Moorestown had beaten Shawnee 14 times in a row and had eliminated the Renegades from the state tournament 10 years in a row, and still the Quakers were the lower seed.

It was a coach's dream - OK, a coach's secret dream, since nobody admits to liking the idea of perceived disrespect - and Knobloch and her assistants must have pushed all the right buttons, because the Quakers were going 100 m.p.h. from the opening face-off.

"All the talk we heard was that this was the year when Shawnee was going to beat us," said Moorestown junior attack Alyssa Ogle, who scored seven goals. "This was supposed to be their year. And there was the LaxPower stuff and all the things that were being said on the forums.

"Every year, people say Moorestown is going down.
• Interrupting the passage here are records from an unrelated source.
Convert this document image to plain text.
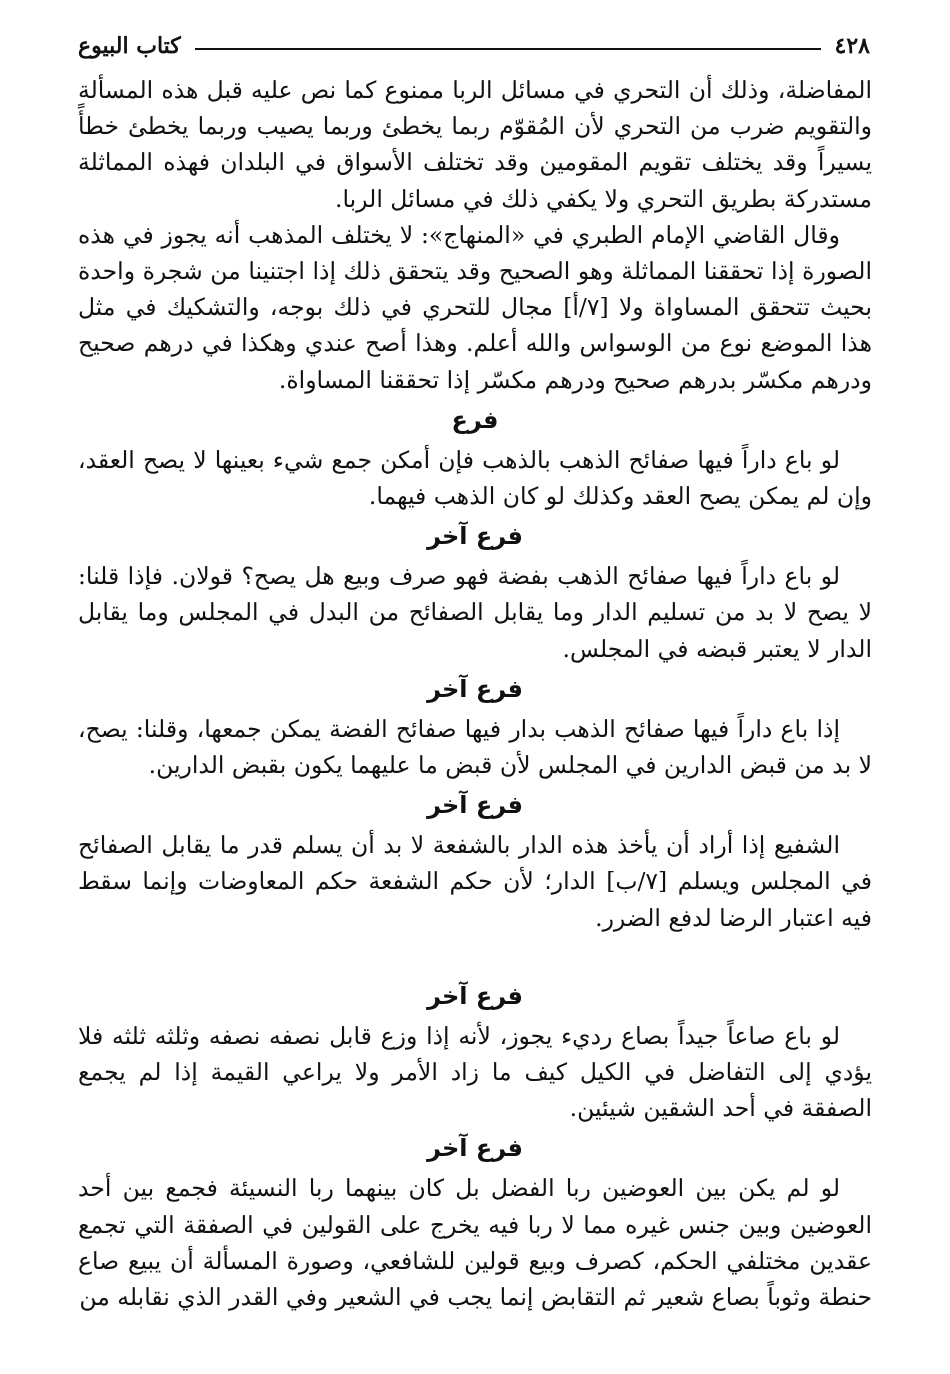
٤٢٨
كتاب البيوع

المفاضلة، وذلك أن التحري في مسائل الربا ممنوع كما نص عليه قبل هذه المسألة والتقويم ضرب من التحري لأن المُقوّم ربما يخطئ وربما يصيب وربما يخطئ خطأً يسيراً وقد يختلف تقويم المقومين وقد تختلف الأسواق في البلدان فهذه المماثلة مستدركة بطريق التحري ولا يكفي ذلك في مسائل الربا.

وقال القاضي الإمام الطبري في «المنهاج»: لا يختلف المذهب أنه يجوز في هذه الصورة إذا تحققنا المماثلة وهو الصحيح وقد يتحقق ذلك إذا اجتنينا من شجرة واحدة بحيث تتحقق المساواة ولا [٧/أ] مجال للتحري في ذلك بوجه، والتشكيك في مثل هذا الموضع نوع من الوسواس والله أعلم. وهذا أصح عندي وهكذا في درهم صحيح ودرهم مكسّر بدرهم صحيح ودرهم مكسّر إذا تحققنا المساواة.

فرع

لو باع داراً فيها صفائح الذهب بالذهب فإن أمكن جمع شيء بعينها لا يصح العقد، وإن لم يمكن يصح العقد وكذلك لو كان الذهب فيهما.

فرع آخر

لو باع داراً فيها صفائح الذهب بفضة فهو صرف وبيع هل يصح؟ قولان. فإذا قلنا: لا يصح لا بد من تسليم الدار وما يقابل الصفائح من البدل في المجلس وما يقابل الدار لا يعتبر قبضه في المجلس.

فرع آخر

إذا باع داراً فيها صفائح الذهب بدار فيها صفائح الفضة يمكن جمعها، وقلنا: يصح، لا بد من قبض الدارين في المجلس لأن قبض ما عليهما يكون بقبض الدارين.

فرع آخر

الشفيع إذا أراد أن يأخذ هذه الدار بالشفعة لا بد أن يسلم قدر ما يقابل الصفائح في المجلس ويسلم [٧/ب] الدار؛ لأن حكم الشفعة حكم المعاوضات وإنما سقط فيه اعتبار الرضا لدفع الضرر.

فرع آخر

لو باع صاعاً جيداً بصاع رديء يجوز، لأنه إذا وزع قابل نصفه نصفه وثلثه ثلثه فلا يؤدي إلى التفاضل في الكيل كيف ما زاد الأمر ولا يراعي القيمة إذا لم يجمع الصفقة في أحد الشقين شيئين.

فرع آخر

لو لم يكن بين العوضين ربا الفضل بل كان بينهما ربا النسيئة فجمع بين أحد العوضين وبين جنس غيره مما لا ربا فيه يخرج على القولين في الصفقة التي تجمع عقدين مختلفي الحكم، كصرف وبيع قولين للشافعي، وصورة المسألة أن يبيع صاع حنطة وثوباً بصاع شعير ثم التقابض إنما يجب في الشعير وفي القدر الذي نقابله من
Every year, people say Shawnee is going to beat us.

"We wanted to prove we were legit."

Great teams usually have to dig deep for this kind of stuff. Coaches of teams with 185-game, in-state winning streaks and runs of state titles that stretch back to the old millennium, well, they usually have to get as inventive as Thomas Edison.

Knobloch needed only to tell her players to look in the mirror. The rearview mirror. On the drive to Medford.

"It's all mental for us," Knobloch said of her team's play this season. "When we're together, when we're one on the field, we can play great lacrosse."

It was 4-0 in a blink, it was 8-0 at halftime, and it was 12-0 before Shawnee - a team that averaged 17.4 goals in winning its first 20 games - finally scored its first goal of the breezy, sunny afternoon.

Back in black?

Moorestown never went away, no matter what that computer had to say.